Поскольку все эти усилия не увенчались успехом, борьба перешла во вторую фазу, в которой усилия этих двух соперников сосредоточились не на поглощении источников богатства и власти капиталистического государства, а самого капиталистического государства. Точно так же, как Португалия и Испания боролись за контроль над торговлей с Востоком, Франция и Англия боролись за контроль над Атлантикой. Но различия в этой борьбе не менее важны, чем сходства.
И Франция, и Англия поздно вступили в глобальную борьбу за власть. Это дало им некоторые преимущества. Наиболее важным было то, что к тому времени, когда Франция и Англия начали территориальную экспансию во внеевропейский мир, морицевские «научные методы управления» европейскими армиями позволили превратить сравнительное преимущество перед армиями внеевропейских правителей в непреодолимый разрыв. Власть Османской империи стала приходить в упадок.

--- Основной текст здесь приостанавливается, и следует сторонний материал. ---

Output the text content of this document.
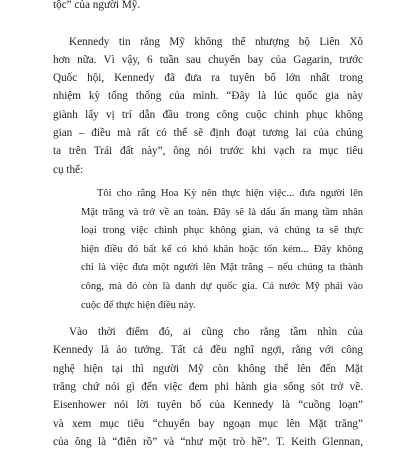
tộc” của người Mỹ.
Kennedy tin rằng Mỹ không thể nhượng bộ Liên Xô
hơn nữa. Vì vậy, 6 tuần sau chuyến bay của Gagarin, trước
Quốc hội, Kennedy đã đưa ra tuyên bố lớn nhất trong
nhiệm kỳ tổng thống của mình. “Đây là lúc quốc gia này
giành lấy vị trí dẫn đầu trong công cuộc chinh phục không
gian – điều mà rất có thể sẽ định đoạt tương lai của chúng
ta trên Trái đất này”, ông nói trước khi vạch ra mục tiêu
cụ thể:
Tôi cho rằng Hoa Kỳ nên thực hiện việc... đưa người lên
Mặt trăng và trở về an toàn. Đây sẽ là dấu ấn mang tầm nhân
loại trong việc chinh phục không gian, và chúng ta sẽ thực
hiện điều đó bất kể có khó khăn hoặc tốn kém... Đây không
chỉ là việc đưa một người lên Mặt trăng – nếu chúng ta thành
công, mà đó còn là danh dự quốc gia. Cả nước Mỹ phải vào
cuộc để thực hiện điều này.
Vào thời điểm đó, ai cũng cho rằng tầm nhìn của
Kennedy là ảo tưởng. Tất cả đều nghĩ ngợi, rằng với công
nghệ hiện tại thì người Mỹ còn không thể lên đến Mặt
trăng chứ nói gì đến việc đem phi hành gia sống sót trở về.
Eisenhower nói lời tuyên bố của Kennedy là “cuồng loạn”
và xem mục tiêu “chuyến bay ngoạn mục lên Mặt trăng”
của ông là “điên rồ” và “như một trò hề”. T. Keith Glennan,
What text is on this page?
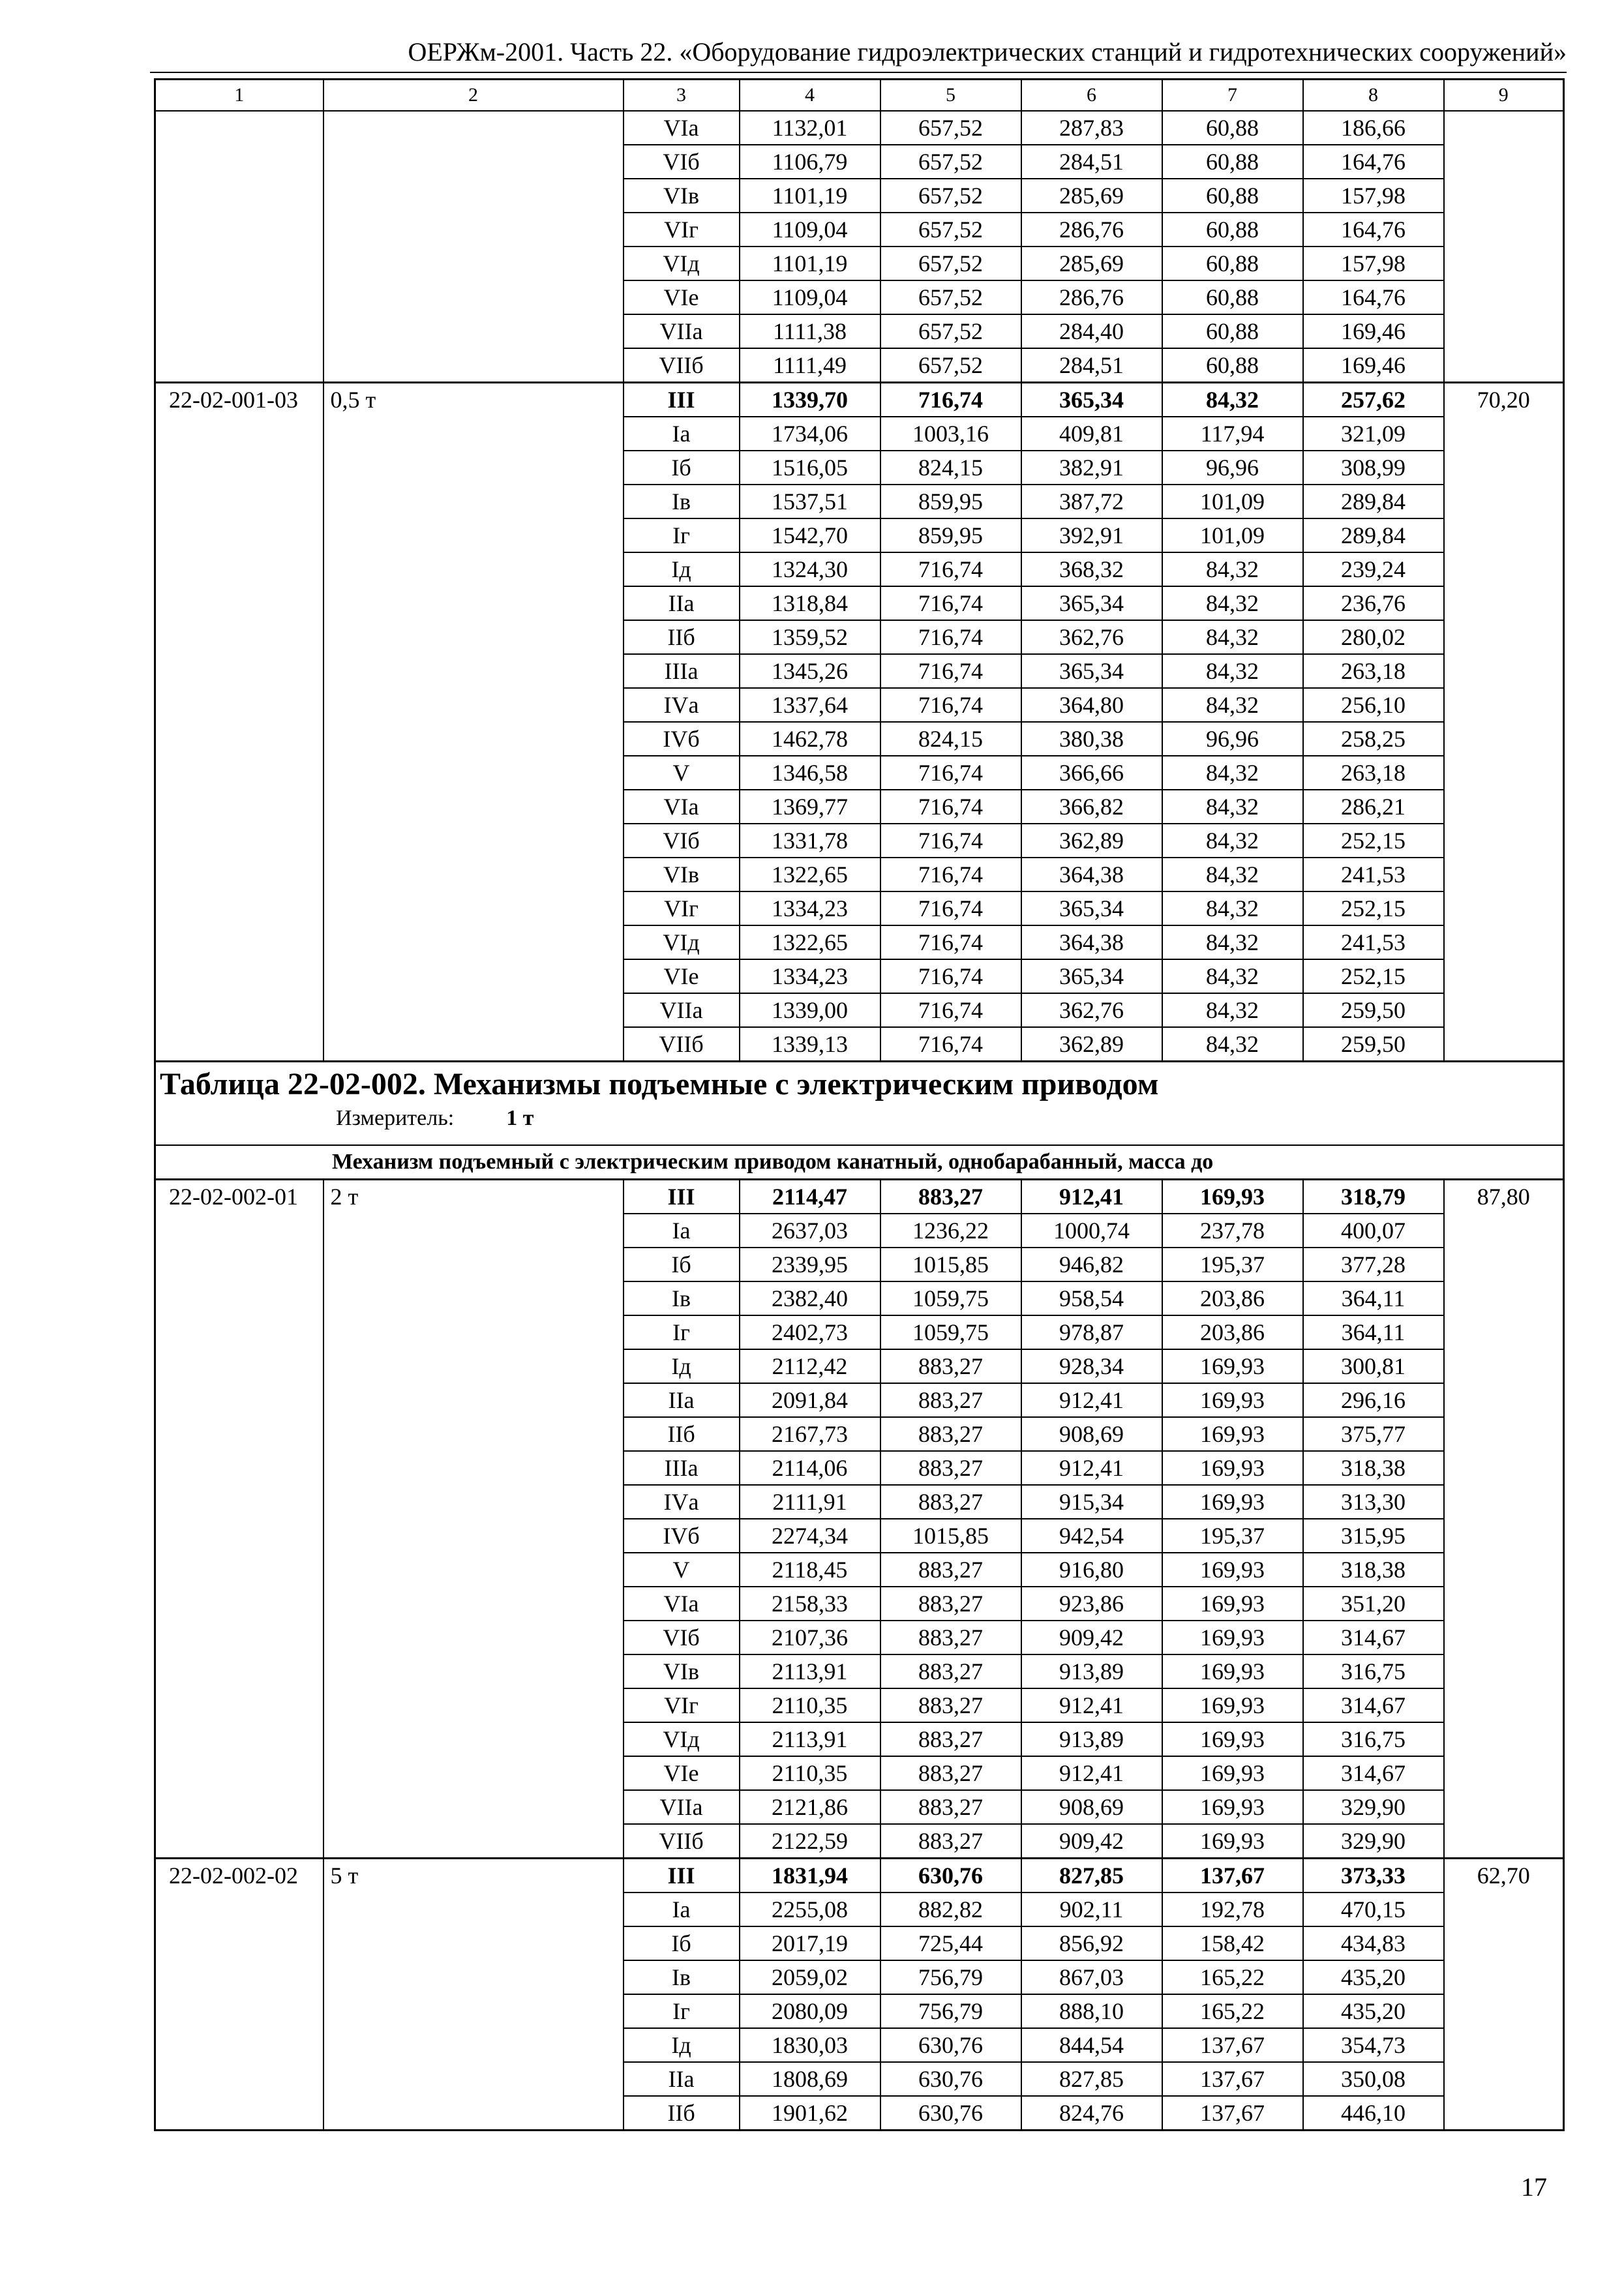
ОЕРЖм-2001. Часть 22. «Оборудование гидроэлектрических станций и гидротехнических сооружений»
1	2	3	4	5	6	7	8	9
		VIа	1132,01	657,52	287,83	60,88	186,66	
		VIб	1106,79	657,52	284,51	60,88	164,76	
		VIв	1101,19	657,52	285,69	60,88	157,98	
		VIг	1109,04	657,52	286,76	60,88	164,76	
		VIд	1101,19	657,52	285,69	60,88	157,98	
		VIе	1109,04	657,52	286,76	60,88	164,76	
		VIIа	1111,38	657,52	284,40	60,88	169,46	
		VIIб	1111,49	657,52	284,51	60,88	169,46	
22-02-001-03	0,5 т	III	1339,70	716,74	365,34	84,32	257,62	70,20
		Iа	1734,06	1003,16	409,81	117,94	321,09	
		Iб	1516,05	824,15	382,91	96,96	308,99	
		Iв	1537,51	859,95	387,72	101,09	289,84	
		Iг	1542,70	859,95	392,91	101,09	289,84	
		Iд	1324,30	716,74	368,32	84,32	239,24	
		IIа	1318,84	716,74	365,34	84,32	236,76	
		IIб	1359,52	716,74	362,76	84,32	280,02	
		IIIа	1345,26	716,74	365,34	84,32	263,18	
		IVа	1337,64	716,74	364,80	84,32	256,10	
		IVб	1462,78	824,15	380,38	96,96	258,25	
		V	1346,58	716,74	366,66	84,32	263,18	
		VIа	1369,77	716,74	366,82	84,32	286,21	
		VIб	1331,78	716,74	362,89	84,32	252,15	
		VIв	1322,65	716,74	364,38	84,32	241,53	
		VIг	1334,23	716,74	365,34	84,32	252,15	
		VIд	1322,65	716,74	364,38	84,32	241,53	
		VIе	1334,23	716,74	365,34	84,32	252,15	
		VIIа	1339,00	716,74	362,76	84,32	259,50	
		VIIб	1339,13	716,74	362,89	84,32	259,50	

Таблица 22-02-002. Механизмы подъемные с электрическим приводом
Измеритель: 1 т								

Механизм подъемный с электрическим приводом канатный, однобарабанный, масса до								
22-02-002-01	2 т	III	2114,47	883,27	912,41	169,93	318,79	87,80
		Iа	2637,03	1236,22	1000,74	237,78	400,07	
		Iб	2339,95	1015,85	946,82	195,37	377,28	
		Iв	2382,40	1059,75	958,54	203,86	364,11	
		Iг	2402,73	1059,75	978,87	203,86	364,11	
		Iд	2112,42	883,27	928,34	169,93	300,81	
		IIа	2091,84	883,27	912,41	169,93	296,16	
		IIб	2167,73	883,27	908,69	169,93	375,77	
		IIIа	2114,06	883,27	912,41	169,93	318,38	
		IVа	2111,91	883,27	915,34	169,93	313,30	
		IVб	2274,34	1015,85	942,54	195,37	315,95	
		V	2118,45	883,27	916,80	169,93	318,38	
		VIа	2158,33	883,27	923,86	169,93	351,20	
		VIб	2107,36	883,27	909,42	169,93	314,67	
		VIв	2113,91	883,27	913,89	169,93	316,75	
		VIг	2110,35	883,27	912,41	169,93	314,67	
		VIд	2113,91	883,27	913,89	169,93	316,75	
		VIе	2110,35	883,27	912,41	169,93	314,67	
		VIIа	2121,86	883,27	908,69	169,93	329,90	
		VIIб	2122,59	883,27	909,42	169,93	329,90	
22-02-002-02	5 т	III	1831,94	630,76	827,85	137,67	373,33	62,70
		Iа	2255,08	882,82	902,11	192,78	470,15	
		Iб	2017,19	725,44	856,92	158,42	434,83	
		Iв	2059,02	756,79	867,03	165,22	435,20	
		Iг	2080,09	756,79	888,10	165,22	435,20	
		Iд	1830,03	630,76	844,54	137,67	354,73	
		IIа	1808,69	630,76	827,85	137,67	350,08	
		IIб	1901,62	630,76	824,76	137,67	446,10	
17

При продвижении на Восток новый стиль подготовки солдат стал особенно важным, когда европейские господа начали создавать миниатюрные армии, привлекая местных жителей для защиты французских, голландских и английских факторий на берегах Индийского океана. К XVIII веку такие силы при всей своей немногочисленности доказали явное превосходство над неуправляемыми армиями, которые местные правители привыкли выводить на поля сражений (McNeill 1984: 135).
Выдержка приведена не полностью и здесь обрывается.